From Bedrock to Springfield
As anyone who has ever animated will tell you: cartoons are not merely kid’s stuff. The process of animating is tedious beyond tedium. We take it for granted now that animated features frequently play in major theaters, but Disney was the laughing stock of Hollywood during the three years that his production company spent developing Snow White and The Seven Dwarfs. After the film came out, and it was Disney who enjoyed the last laugh.
But when it came to animating for television, production companies couldn’t take three years to get a project going. Television demanded a different production model, one that favored expedience, and placed more emphasis on the writing and repartee between characters than it did on the sleekness of the animation itself.
One of the true pioneers of limited animation television programming was producer Jay Ward. Ward, and animator Alex Anderson, pioneered methods of “limited animation.” To briefly explain what this means: traditional animation (such as the classic Disney shorts) would be animated at 24 frames a second. In some instances, this would mean that a second of footage was comprised of 24 unique images. With limited animation, there are about half as many drawings, and there are several other technical shortcuts employed. For example, letting the dialogue drives the narrative. One of the first limited animation programs that Jay Ward sold was called Crusader Rabbit, and it aired on various NBC affiliates from 1948 to 1951. The show was crucial in establishing the foundation of TV animation
Rocky & Bullwinkle
- Ward and Anderson broke new ground with the program The Rocky and Bullwinkle Show, which aired from 1959 to 1961 on ABC, and 1961 to 1964 on NBC. Writer Bill Scott was recruited to assist with scripts, and the program became a smash success. The program was structured like a variety TV show, with disparate narratives strung together with animated interstitials such as “Fractured Fairy Tales” segments which parodied Grimm fairy tales, or the Mr. Peabody segments, which featured a precocious pooch who traveled through time and rewrote history. The dialogue was sharply written, and, unlike Crusader Rabbit, the program has aged quite well. Although it was aimed primarily at a young audience, topical jokes and allusions made the show appealing to adults.

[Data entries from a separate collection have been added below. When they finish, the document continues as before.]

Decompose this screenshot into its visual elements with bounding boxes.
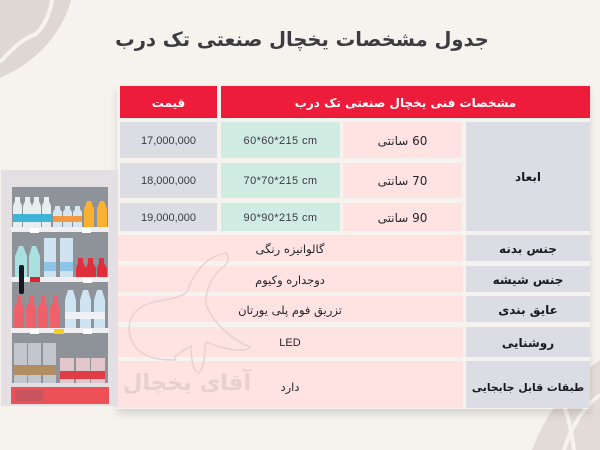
fridge handle [19, 265, 24, 294]
table [117, 86, 590, 409]
body material label [466, 235, 590, 261]
price 70: 18,000,000 [141, 175, 196, 187]
shelf 3 bottles [14, 290, 105, 334]
illustration: fridge [1, 170, 118, 406]
body material value: گالوانیزه رنگی [256, 242, 325, 256]
size 70 [221, 163, 340, 198]
glass label: جنس شیشه [493, 272, 563, 286]
lighting label: روشنایی [502, 336, 554, 350]
glass label [466, 266, 590, 292]
shelf 2 products [15, 238, 107, 283]
insulation label: عایق بندی [498, 302, 558, 316]
decoration: top-left leaf [0, 0, 71, 78]
dimensions label [466, 122, 590, 231]
lighting value [117, 327, 463, 357]
size 90 [221, 203, 340, 231]
spec header [221, 86, 590, 118]
price 90: 19,000,000 [141, 212, 196, 224]
lighting value: LED [279, 336, 301, 348]
insulation value [117, 296, 463, 322]
glass value [117, 266, 463, 292]
fridge cabinet [1, 170, 118, 406]
label 90 [343, 203, 462, 231]
label 60: 60 سانتی [378, 134, 427, 148]
price 70 [120, 163, 217, 198]
title: جدول مشخصات یخچال صنعتی تک درب [115, 28, 489, 51]
label 70 [343, 163, 462, 198]
size 60 [221, 122, 340, 158]
insulation label [466, 296, 590, 322]
label 60 [343, 122, 462, 158]
shelves value: دارد [280, 380, 300, 394]
watermark: brand name: آقای یخچال [123, 370, 251, 396]
spec header: مشخصات فنی یخچال صنعتی تک درب [295, 96, 516, 110]
size 90: 90*90*215 cm [244, 212, 317, 224]
price header [120, 86, 217, 118]
price 90 [120, 203, 217, 231]
shelves label: طبقات قابل جابجایی [472, 380, 584, 394]
label 70: 70 سانتی [378, 174, 427, 188]
shelves label [466, 361, 590, 408]
glass value: دوجداره وکیوم [255, 272, 325, 286]
dimensions label: ابعاد [515, 170, 541, 184]
body material label: جنس بدنه [499, 242, 557, 256]
shelves value [117, 361, 463, 408]
lighting label [466, 327, 590, 357]
size 70: 70*70*215 cm [244, 175, 317, 187]
shelf 1 bottles [13, 197, 107, 233]
shelf 4 cartons [14, 343, 105, 383]
body material value [117, 235, 463, 261]
size 60: 60*60*215 cm [244, 134, 317, 146]
price 60: 17,000,000 [141, 134, 196, 146]
price 60 [120, 122, 217, 158]
watermark: seal logo [128, 252, 251, 374]
price header: قیمت [152, 96, 185, 110]
label 90: 90 سانتی [378, 210, 427, 224]
decoration: bottom-right leaf [532, 360, 600, 450]
insulation value: تزریق فوم پلی یورتان [238, 302, 342, 316]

- The real trendsetter, however, was the first prime-time animated program aimed at kids and adults: The Flintstones, which ran from 1960 to 1966 on ABC. The program was the brainchild of William Hanna and Joseph Barbera, who essentially took the central characters from the classic sitcom The Honeymooners, and placed them in prehistoric times. The show is remembered for its primitive answers to (what were at the time) contemporary technologies, with small critters or dinosaurs typically serving as everyday appliances. They were, as the title song says, a “modern stone-age family.” For all its cutesy characteristics, the show didn’t shy away from heavier themes. One episode dealt with infertility issues (Betty Rubble is distressed that she can’t conceive, and the Rubbles ultimately adopt Bam-Bam)
- The Simpsons family, of course, started out as an animated segment on the “The Tracey Ullman Show.” The popularity of the animated segments soon eclipsed the popularity of the rest of the show, and the series premiere was the “Simpsons Roasting on an Open Fire” Christmas special which first aired in 1989. It seemed like an advantageous premiere date, in that there were precedents set for prime-time animated programs broadcast during the holiday seasons
- And now with the show entering into its 26th season, just shortly after an FXX 12 Day marathon underway (so popular that Directv offered subscribers a free trial during the marathon), The Simpsons is now just part of a market that has become, in recent years, over-saturated with shows that lack nuance, and favor over-the-top crudeness in their site gags. Some producers have managed to follow suit of The Simpsons, including the phenomenally talented Mike Judge, and the talented team of Trey Parker and Matt Stone, while others have been critical of Seth MacFarlane for a reliance on tired formulas and conceptually under-cooked narratives.